Il faut le comprendre vite : Bohemian Rhapsody est en définitive un film qui ne s'encombre pas du souci de coller à la réalité. Ainsi n'est-ce pas une surprise si les moments les plus bateaux (pour ne pas dire ennuyeux) du film sont ceux à vocation dramatique. Reposant bien trop sur les conventions existantes en la matière, la romance qui unit Freddie Mercury et Mary Boyton, la femme à qui il a dédié la chanson "Love of my life", semble être un passage obligé malgré une volonté de faire ressortir ce qu'elle avait d'unique. Une bonne partie des ressorts dramatiques du film suivent le même schéma, même si l'on ressent toujours une volonté de bien faire derrière le peu de place que le script a bien voulu allouer à la cohérence des personnages. J'ajouterais qu'il est de l'apanage des grands réalisateurs de bien faire avec peu, et que Bryan Singer, s'il n'a clairement pas la main sur le projet, arrive tout de même à suggérer beaucoup de choses intéressantes entre deux tentatives peu convaincantes de rapprocher Mercury de ses chansons.

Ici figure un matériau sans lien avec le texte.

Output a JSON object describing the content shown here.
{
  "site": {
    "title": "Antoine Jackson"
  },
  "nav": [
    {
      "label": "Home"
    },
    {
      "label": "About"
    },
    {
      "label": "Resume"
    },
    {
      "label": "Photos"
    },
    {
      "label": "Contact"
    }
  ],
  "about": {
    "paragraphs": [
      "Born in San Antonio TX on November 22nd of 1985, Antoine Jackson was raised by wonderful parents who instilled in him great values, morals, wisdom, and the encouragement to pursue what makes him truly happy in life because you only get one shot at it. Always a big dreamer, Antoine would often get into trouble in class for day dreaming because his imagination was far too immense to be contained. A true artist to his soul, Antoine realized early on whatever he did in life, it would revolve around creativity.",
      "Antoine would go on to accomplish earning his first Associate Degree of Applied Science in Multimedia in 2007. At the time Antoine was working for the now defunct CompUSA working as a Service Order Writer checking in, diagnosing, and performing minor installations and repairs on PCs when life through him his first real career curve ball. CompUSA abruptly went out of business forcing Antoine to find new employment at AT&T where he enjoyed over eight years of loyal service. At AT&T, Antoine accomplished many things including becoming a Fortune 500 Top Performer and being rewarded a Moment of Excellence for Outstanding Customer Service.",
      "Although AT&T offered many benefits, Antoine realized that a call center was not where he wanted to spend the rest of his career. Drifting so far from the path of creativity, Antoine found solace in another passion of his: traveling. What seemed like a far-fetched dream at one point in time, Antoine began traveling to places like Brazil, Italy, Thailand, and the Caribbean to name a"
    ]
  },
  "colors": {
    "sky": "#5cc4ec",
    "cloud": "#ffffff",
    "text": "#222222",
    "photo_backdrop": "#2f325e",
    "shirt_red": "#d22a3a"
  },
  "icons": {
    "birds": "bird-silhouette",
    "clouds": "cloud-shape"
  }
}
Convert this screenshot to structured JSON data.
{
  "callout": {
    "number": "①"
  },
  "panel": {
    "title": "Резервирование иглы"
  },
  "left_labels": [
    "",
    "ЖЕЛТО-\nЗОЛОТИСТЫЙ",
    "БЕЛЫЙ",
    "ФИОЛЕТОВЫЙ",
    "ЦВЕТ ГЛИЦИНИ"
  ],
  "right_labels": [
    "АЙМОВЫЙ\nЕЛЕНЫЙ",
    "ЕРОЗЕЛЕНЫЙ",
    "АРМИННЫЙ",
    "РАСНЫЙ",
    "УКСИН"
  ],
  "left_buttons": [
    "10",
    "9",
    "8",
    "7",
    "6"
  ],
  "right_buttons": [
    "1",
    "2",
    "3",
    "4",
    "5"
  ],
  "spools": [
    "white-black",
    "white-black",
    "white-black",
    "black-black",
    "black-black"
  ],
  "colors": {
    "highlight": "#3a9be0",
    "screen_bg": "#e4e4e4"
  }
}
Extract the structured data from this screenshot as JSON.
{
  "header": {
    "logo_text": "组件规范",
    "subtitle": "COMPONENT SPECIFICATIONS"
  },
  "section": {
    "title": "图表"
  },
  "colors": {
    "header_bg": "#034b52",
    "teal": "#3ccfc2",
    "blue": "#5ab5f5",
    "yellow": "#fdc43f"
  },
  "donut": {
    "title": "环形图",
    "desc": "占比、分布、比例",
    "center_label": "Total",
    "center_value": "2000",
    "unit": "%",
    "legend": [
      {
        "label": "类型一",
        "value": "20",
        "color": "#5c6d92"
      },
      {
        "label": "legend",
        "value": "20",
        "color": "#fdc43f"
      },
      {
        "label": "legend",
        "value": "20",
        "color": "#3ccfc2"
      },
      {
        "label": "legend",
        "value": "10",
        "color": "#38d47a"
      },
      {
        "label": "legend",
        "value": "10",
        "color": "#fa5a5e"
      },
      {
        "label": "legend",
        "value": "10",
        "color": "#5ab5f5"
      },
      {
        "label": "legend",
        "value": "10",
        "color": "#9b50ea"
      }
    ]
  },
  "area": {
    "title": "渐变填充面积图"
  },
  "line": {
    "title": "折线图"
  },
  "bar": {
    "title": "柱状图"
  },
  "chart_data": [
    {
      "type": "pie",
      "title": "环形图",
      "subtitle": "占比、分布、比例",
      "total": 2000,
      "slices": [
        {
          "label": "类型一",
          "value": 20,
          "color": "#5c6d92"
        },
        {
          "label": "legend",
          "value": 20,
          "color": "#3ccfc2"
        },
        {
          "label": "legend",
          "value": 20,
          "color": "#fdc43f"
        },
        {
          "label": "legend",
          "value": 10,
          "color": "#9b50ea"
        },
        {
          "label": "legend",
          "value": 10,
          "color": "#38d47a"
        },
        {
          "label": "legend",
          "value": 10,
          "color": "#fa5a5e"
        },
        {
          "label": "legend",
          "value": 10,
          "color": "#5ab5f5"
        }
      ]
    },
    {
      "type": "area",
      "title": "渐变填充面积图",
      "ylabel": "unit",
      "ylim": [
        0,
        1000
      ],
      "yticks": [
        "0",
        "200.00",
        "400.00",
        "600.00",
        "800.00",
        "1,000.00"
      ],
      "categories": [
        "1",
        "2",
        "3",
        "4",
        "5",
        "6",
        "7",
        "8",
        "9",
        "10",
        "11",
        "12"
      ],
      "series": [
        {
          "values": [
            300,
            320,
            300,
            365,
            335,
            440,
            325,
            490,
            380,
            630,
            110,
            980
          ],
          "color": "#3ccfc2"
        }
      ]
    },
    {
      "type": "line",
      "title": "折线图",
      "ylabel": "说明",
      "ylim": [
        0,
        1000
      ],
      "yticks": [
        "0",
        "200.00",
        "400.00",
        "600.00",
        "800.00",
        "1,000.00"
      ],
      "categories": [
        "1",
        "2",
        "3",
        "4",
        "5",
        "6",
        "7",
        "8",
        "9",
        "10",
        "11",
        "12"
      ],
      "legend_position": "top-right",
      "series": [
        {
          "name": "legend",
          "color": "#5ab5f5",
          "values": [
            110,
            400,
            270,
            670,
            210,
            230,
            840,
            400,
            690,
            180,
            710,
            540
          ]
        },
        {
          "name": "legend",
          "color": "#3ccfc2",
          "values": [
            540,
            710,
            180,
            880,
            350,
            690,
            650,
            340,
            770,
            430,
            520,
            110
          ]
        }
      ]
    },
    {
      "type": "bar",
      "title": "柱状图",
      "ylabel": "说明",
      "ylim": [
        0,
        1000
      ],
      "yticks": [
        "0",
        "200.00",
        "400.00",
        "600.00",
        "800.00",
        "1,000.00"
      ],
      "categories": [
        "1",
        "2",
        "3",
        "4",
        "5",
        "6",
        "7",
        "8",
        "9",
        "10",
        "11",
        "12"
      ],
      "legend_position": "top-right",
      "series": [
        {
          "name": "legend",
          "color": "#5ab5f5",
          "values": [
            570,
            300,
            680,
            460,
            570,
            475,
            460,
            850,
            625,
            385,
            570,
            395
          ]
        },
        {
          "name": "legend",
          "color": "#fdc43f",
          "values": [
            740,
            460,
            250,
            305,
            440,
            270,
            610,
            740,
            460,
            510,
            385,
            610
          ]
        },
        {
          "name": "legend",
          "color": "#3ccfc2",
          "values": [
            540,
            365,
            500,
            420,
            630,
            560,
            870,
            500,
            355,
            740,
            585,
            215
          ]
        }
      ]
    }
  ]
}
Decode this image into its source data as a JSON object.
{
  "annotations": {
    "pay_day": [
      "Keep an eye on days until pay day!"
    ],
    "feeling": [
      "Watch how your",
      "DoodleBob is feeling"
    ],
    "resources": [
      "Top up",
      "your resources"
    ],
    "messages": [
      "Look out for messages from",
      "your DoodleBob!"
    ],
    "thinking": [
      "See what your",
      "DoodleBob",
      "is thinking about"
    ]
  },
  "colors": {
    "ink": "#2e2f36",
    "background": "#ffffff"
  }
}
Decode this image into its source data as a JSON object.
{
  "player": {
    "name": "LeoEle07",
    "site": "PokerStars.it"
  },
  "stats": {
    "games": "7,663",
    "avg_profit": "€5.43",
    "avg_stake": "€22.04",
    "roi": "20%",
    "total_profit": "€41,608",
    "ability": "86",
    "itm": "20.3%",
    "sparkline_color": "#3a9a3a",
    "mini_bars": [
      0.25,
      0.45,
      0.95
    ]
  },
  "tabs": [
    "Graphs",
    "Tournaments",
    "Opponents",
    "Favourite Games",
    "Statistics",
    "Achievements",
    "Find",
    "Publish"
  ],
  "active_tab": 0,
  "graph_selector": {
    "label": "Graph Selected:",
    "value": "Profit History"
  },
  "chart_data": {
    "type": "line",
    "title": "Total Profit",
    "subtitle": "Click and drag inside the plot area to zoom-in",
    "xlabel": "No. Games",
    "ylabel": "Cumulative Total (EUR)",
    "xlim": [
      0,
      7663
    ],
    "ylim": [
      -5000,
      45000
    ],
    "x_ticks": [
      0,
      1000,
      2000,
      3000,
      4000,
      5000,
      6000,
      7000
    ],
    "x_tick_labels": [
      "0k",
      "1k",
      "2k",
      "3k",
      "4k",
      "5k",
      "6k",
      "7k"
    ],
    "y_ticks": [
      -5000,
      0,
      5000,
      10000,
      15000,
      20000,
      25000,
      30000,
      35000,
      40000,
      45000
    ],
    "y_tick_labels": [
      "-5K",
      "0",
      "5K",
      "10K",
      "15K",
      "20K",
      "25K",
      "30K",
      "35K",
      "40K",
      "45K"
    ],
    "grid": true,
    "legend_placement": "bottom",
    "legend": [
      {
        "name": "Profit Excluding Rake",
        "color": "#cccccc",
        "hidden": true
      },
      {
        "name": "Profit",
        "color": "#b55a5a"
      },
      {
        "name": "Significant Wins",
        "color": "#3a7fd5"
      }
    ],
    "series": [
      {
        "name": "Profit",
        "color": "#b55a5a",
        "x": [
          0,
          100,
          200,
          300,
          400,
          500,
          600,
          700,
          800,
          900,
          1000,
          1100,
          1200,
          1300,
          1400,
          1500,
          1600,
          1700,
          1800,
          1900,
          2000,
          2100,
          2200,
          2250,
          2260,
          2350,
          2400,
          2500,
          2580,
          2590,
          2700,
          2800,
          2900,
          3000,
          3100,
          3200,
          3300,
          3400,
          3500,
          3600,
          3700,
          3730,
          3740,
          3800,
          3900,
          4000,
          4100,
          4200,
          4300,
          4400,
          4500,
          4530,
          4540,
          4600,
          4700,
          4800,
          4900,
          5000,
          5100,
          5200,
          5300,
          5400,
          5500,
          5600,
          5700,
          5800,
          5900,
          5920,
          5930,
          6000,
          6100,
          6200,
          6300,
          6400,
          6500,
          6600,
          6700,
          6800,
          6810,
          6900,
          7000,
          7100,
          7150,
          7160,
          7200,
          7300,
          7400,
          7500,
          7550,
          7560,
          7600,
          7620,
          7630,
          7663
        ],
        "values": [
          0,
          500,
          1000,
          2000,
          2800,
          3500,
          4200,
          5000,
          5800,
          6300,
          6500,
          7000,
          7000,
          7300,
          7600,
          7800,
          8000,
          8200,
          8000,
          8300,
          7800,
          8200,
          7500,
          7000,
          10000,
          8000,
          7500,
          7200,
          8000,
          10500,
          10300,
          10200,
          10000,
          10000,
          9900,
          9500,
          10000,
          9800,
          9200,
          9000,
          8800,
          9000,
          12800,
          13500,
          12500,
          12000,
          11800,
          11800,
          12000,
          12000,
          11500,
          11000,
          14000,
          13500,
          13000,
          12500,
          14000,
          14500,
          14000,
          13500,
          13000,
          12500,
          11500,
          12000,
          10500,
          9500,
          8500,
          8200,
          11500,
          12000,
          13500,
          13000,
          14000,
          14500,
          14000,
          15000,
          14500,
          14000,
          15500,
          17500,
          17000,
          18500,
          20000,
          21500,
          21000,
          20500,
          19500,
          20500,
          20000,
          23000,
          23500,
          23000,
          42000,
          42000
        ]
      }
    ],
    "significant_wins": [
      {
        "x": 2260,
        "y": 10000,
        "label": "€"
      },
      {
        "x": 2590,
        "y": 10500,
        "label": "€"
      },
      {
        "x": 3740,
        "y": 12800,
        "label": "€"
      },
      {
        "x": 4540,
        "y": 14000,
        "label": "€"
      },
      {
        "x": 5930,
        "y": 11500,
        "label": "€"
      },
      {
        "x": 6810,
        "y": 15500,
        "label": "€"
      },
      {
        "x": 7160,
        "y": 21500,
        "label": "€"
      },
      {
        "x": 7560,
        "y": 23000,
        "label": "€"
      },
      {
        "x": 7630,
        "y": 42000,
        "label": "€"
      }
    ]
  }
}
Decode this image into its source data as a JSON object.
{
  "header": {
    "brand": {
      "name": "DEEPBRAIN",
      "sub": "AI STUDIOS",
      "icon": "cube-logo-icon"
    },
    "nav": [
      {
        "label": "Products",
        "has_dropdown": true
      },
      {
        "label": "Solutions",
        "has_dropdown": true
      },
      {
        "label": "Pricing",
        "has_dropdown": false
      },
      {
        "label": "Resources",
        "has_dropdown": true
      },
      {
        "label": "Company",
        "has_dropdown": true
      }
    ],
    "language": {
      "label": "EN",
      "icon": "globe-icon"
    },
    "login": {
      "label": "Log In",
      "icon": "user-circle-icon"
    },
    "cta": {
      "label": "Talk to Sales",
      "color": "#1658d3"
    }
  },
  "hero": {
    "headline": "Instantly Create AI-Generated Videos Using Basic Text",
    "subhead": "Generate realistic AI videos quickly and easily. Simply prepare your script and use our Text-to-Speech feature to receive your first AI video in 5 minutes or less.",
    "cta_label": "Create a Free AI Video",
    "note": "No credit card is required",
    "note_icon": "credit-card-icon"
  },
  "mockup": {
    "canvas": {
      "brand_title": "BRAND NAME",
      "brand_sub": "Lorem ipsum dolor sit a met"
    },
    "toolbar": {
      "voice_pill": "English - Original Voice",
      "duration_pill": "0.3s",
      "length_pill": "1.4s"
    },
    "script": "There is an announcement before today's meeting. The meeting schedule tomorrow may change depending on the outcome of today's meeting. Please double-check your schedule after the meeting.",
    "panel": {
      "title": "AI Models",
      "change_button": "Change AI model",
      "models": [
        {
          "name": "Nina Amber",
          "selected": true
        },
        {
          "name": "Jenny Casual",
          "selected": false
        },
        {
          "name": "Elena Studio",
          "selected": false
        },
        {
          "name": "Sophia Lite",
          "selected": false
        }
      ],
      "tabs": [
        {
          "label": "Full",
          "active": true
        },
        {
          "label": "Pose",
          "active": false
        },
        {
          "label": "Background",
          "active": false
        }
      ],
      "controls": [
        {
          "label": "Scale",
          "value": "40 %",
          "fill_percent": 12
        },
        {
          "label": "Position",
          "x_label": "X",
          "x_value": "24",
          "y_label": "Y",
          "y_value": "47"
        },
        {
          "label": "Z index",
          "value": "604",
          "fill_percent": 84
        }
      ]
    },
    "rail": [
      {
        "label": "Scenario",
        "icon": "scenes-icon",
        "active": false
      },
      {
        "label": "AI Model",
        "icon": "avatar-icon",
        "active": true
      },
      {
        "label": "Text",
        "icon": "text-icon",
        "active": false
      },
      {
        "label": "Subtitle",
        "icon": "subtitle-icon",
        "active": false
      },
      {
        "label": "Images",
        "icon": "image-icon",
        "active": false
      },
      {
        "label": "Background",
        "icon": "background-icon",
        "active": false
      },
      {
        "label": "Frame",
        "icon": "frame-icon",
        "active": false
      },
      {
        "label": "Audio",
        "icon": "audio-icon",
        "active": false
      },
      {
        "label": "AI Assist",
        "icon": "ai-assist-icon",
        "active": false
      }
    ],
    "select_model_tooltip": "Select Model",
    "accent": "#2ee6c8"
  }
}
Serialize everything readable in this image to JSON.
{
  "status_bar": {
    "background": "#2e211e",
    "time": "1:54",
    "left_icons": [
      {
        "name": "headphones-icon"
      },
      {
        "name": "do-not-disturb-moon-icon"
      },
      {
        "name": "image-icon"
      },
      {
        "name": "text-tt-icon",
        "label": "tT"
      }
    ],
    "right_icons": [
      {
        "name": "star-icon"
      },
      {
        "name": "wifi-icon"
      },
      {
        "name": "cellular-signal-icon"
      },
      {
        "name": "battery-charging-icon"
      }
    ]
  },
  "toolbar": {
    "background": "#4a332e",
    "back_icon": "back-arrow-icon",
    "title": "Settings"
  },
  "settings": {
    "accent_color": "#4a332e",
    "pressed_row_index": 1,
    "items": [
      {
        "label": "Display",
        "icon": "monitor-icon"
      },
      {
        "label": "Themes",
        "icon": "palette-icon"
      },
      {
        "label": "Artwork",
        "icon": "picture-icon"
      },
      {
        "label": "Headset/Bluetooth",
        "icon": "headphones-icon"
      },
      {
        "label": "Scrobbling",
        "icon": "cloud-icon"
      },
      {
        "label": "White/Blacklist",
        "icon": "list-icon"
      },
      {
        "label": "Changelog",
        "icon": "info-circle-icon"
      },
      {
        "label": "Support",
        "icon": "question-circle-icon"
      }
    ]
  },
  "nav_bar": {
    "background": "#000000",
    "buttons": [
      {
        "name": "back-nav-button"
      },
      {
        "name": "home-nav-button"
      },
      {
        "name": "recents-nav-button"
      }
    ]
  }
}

Le running gag des membres du groupe qui charient Roger Deacon pour avoir composé le génialement banal I'm in love with my car (je suis amoureux de ma voiture) montre bien que même les scénaristes étaient conscients de la fragilité des bases du script.

Là où le film brille, et ce en grande partie par sa réalisation, c'est dans la manière dont il comprend, canalise et dynamise la musique de Queen dans une fanfare magistrale de plus de 2 heures, terminant en apothéose sur le concert du Live Aid, auquel l'on assiste comme au dernier acte d'un opéra tragique. Electrisé par la reconstitution telle quelle du concert sur une bonne partie de sa longueur, le spectateur assiste au triomphe personnel du chanteur et à la consécration publique du groupe, parachevant la mort inéluctable de Mercury. Le rapport avec la réalité importe alors peu face à la vérité dramatique.

Ainsi, au-delà groupe lui-même, c'est sa musique qui est à la fête, et l'on pourra dire qu'à défaut de raconter Queen à travers leurs albums successifs, Bohemian Rhapsody célèbre la musique de Queen à travers l'histoire de son groupe. Clairement fait par de vrais fans, le film sait épouser les rythmes entraînants de leurs début, donner vie aux paroles quasi-niaises de leurs chansons les moins héroïques et le souffle épique de leurs meilleures compositions.


A défaut de réalisme factuel, le film rend avant tout fidélement la musique du groupe Queen. Ce n'est pas tout, mais c'est déjà énorme.

Conçu avant tout comme une oeuvre grand public, dans une optique de relancer les ventes d'album, diront les plus cyniques, Bohemian Rhapsody est un divertissement pur, une invitation aux néophytes à découvrir Queen et une vigoureuse piqûre de rappel pour les amateurs. Le film refuse de manière quasi explicite le rôle de documentaire et fait avant tout honneur à la philosophie du groupe, reprenant la structure mélodramatique de la chanson éponyme en se l'appropriant, jusque dans ses accents les plus pathétiques et irréels. Néanmoins, ni le génie de l'équipe de tournage, ni le talent des acteurs n'arrivent à faire oublier que derrière l'habillage artistique existe un sujet qui a été traité avec une certaine désinvolture et que l'on était en droit d'exiger un minimum d'authenticité en rentrant dans la salle de cinéma.

La faute certainement à Brian May, Roger Taylor et John Deacon, qui ont tout intérêt à nous jeter encore un peu de poudre aux yeux et à faire vivre le mythe de Queen encore quelques années. Qui s'en plaindra ? Et de la glace artisanale à la fraise servie ici au remake de Requiem for a Dream version boîte de nuits des années 80 que nous promettait Sacha Baron Cohen, avons-nous eu la meilleure des deux options ? Difficile à dire, mais j'aurais tendance à penser que puisque visiblement le compromis n'était pas possible, le film s'en sort avec les honneurs.